Interim City Administrator Steve Crandell noted that some of the unions declined because there was not enough time after being given two days to agree to concessions, some felt their current contracts were negotiated in good faith and others did not want to modify the contracts unless inequities between bargaining units were addressed. While some non-union employees were willing to make concessions, others were not.
The non-union employees, though, made it clear that they wanted to be treated equally in the city, Crandell said.
Scrima called for the layoffs of 17 employees in an e-mail to the Common Council on Thursday. Scrima said Monday night that new state legislation would give the city time to go again to the unions to request concessions on the contracts that already included wage and benefit concessions from the employees.
“If the discussion goes well in the next three months, we could retract some of the cost saving measures we put in place,” Scrima said Monday night.
There are two additional poilce positions that are currently vacant, along with four firefighter positions on the list of roughly 1-1/2 dozen vacant positions. Scrima advocated keeping those positions, along with a city planner position and the city administrator position.
“My priority would be public safety, city administrator and city planner,” Scrima said.
Could Children’s Librarian Position be Gone?
But also in the list of vacant positions is the children’s librarian, who oversees all children’s programming and employees. The children’s librarian is retiring.
The library has reduced its staff by 12 percent to 15 percent since 2006, according to Library Director Jane Ameel.
“I would hate to see that service eroded,” Ameel said.“… Children’s is such a big part of what we do and we need someone to lead that team.”
Not Without Fireworks
Scrima and Common Council President Paul Ybarra came to blows early in the meeting when Ybarra told the mayor that the time for generalities are over after Scrima did not answer specific questions about what positions he did not want to fill.
“There is a difference between a need and a want, and I think we would all agree that public safety is a need,” Scrima said.
That’s when Ybarra had enough and asked the mayor to give the Finance Committee his recommendations as the city is running out of time to pass its budget. He eventually did outline his priorities.
“I am just going to remind everyone, the time for sweeping generalities is over,” Ybarra said. “We don’t have the time. If we miss our date, that means every taxpayer in the city will not be able to pay taxes this year and will not be able to claim the tax credit that comes along with it. “
Scrima fired back, asking Ybarra if he wanted to raise taxes in the current economic times.
“So mayor, I am confused on that because I don’t understand when you wanted to put $136 on everyone’s tax bill (as a garbage fee) yet call it a zero percent,” Ybarra said. “A fee is a fee, you pay more money. I don’t understand how in the last 20 days somehow it’s a reversal that it is OK to make people to pay $136 (more) but it is not OK to ask them ’Hey, if you want the same services, it might cost you $50 more.’ I am confused with your position.”
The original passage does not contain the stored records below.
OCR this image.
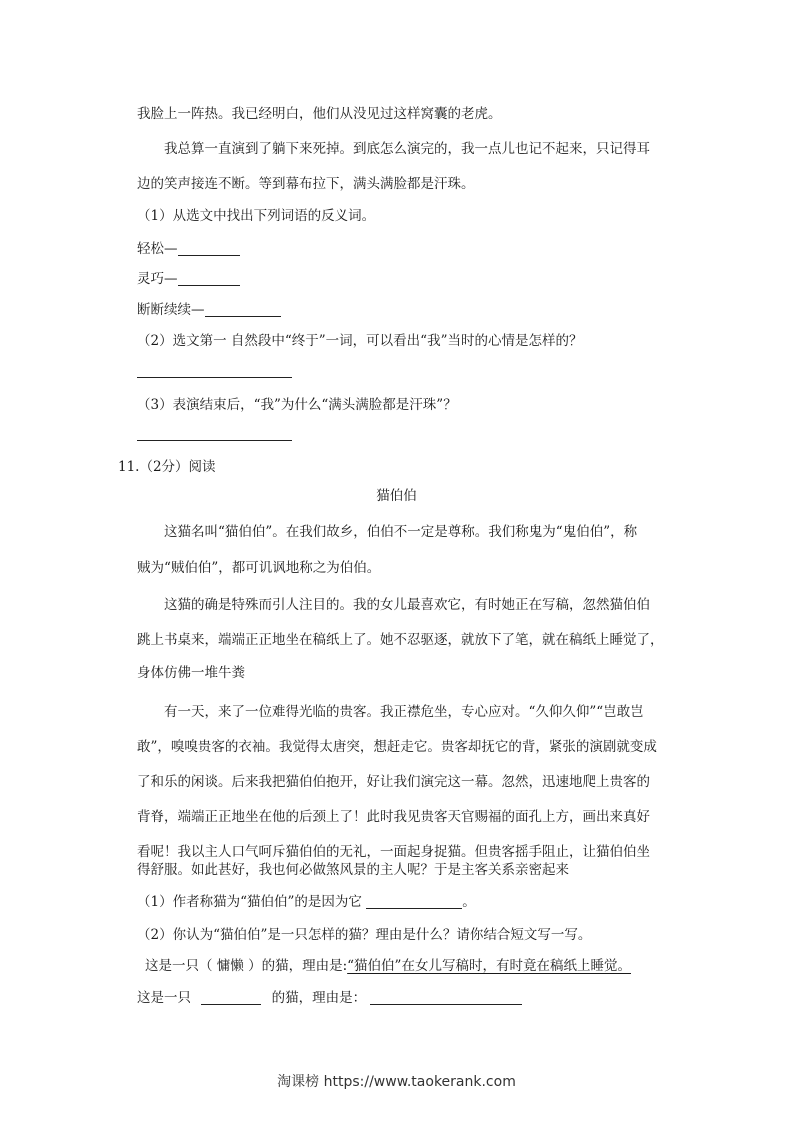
我脸上一阵热。我已经明白，他们从没见过这样窝囊的老虎。
我总算一直演到了躺下来死掉。到底怎么演完的，我一点儿也记不起来，只记得耳
边的笑声接连不断。等到幕布拉下，满头满脸都是汗珠。
（1）从选文中找出下列词语的反义词。
轻松—
灵巧—
断断续续—
（2）选文第一 自然段中“终于”一词，可以看出“我”当时的心情是怎样的？
（3）表演结束后，“我”为什么“满头满脸都是汗珠”？
11.（2分）阅读
猫伯伯
这猫名叫“猫伯伯”。在我们故乡，伯伯不一定是尊称。我们称鬼为“鬼伯伯”，称
贼为“贼伯伯”，都可讥讽地称之为伯伯。
这猫的确是特殊而引人注目的。我的女儿最喜欢它，有时她正在写稿，忽然猫伯伯
跳上书桌来，端端正正地坐在稿纸上了。她不忍驱逐，就放下了笔，就在稿纸上睡觉了，
身体仿佛一堆牛粪
有一天，来了一位难得光临的贵客。我正襟危坐，专心应对。“久仰久仰”“岂敢岂
敢”，嗅嗅贵客的衣袖。我觉得太唐突，想赶走它。贵客却抚它的背，紧张的演剧就变成
了和乐的闲谈。后来我把猫伯伯抱开，好让我们演完这一幕。忽然，迅速地爬上贵客的
背脊，端端正正地坐在他的后颈上了！此时我见贵客天官赐福的面孔上方，画出来真好
看呢！我以主人口气呵斥猫伯伯的无礼，一面起身捉猫。但贵客摇手阻止，让猫伯伯坐
得舒服。如此甚好，我也何必做煞风景的主人呢？于是主客关系亲密起来
（1）作者称猫为“猫伯伯”的是因为它	。
（2）你认为“猫伯伯”是一只怎样的猫？理由是什么？请你结合短文写一写。
这是一只（ 慵懒 ）的猫，理由是:“猫伯伯”在女儿写稿时，有时竟在稿纸上睡觉。
这是一只	的猫，理由是：
淘课榜 https://www.taokerank.com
“Yes or no,” Scrima asked.
“We will see,” Ybarra said. But Ybarra did not stop there.
“At the end of the day, it is a tax,” Ybarra said about the garbage fee that Scrima advocated and that the Finance Committee rejected.
“You continue to attack the past to create a distraction,” Scrima said. “… We are not going backward here. We are not creating a trash fee.”
Finance Committee Joe Pieper echoed what Ybarra said as he also asked the mayor to provide his official budget recommendation as the Finance Committee is forming its budget recommendation.
“You are putting forth a recommendation for us to consider,” Pieper said. “We need specifics from you.”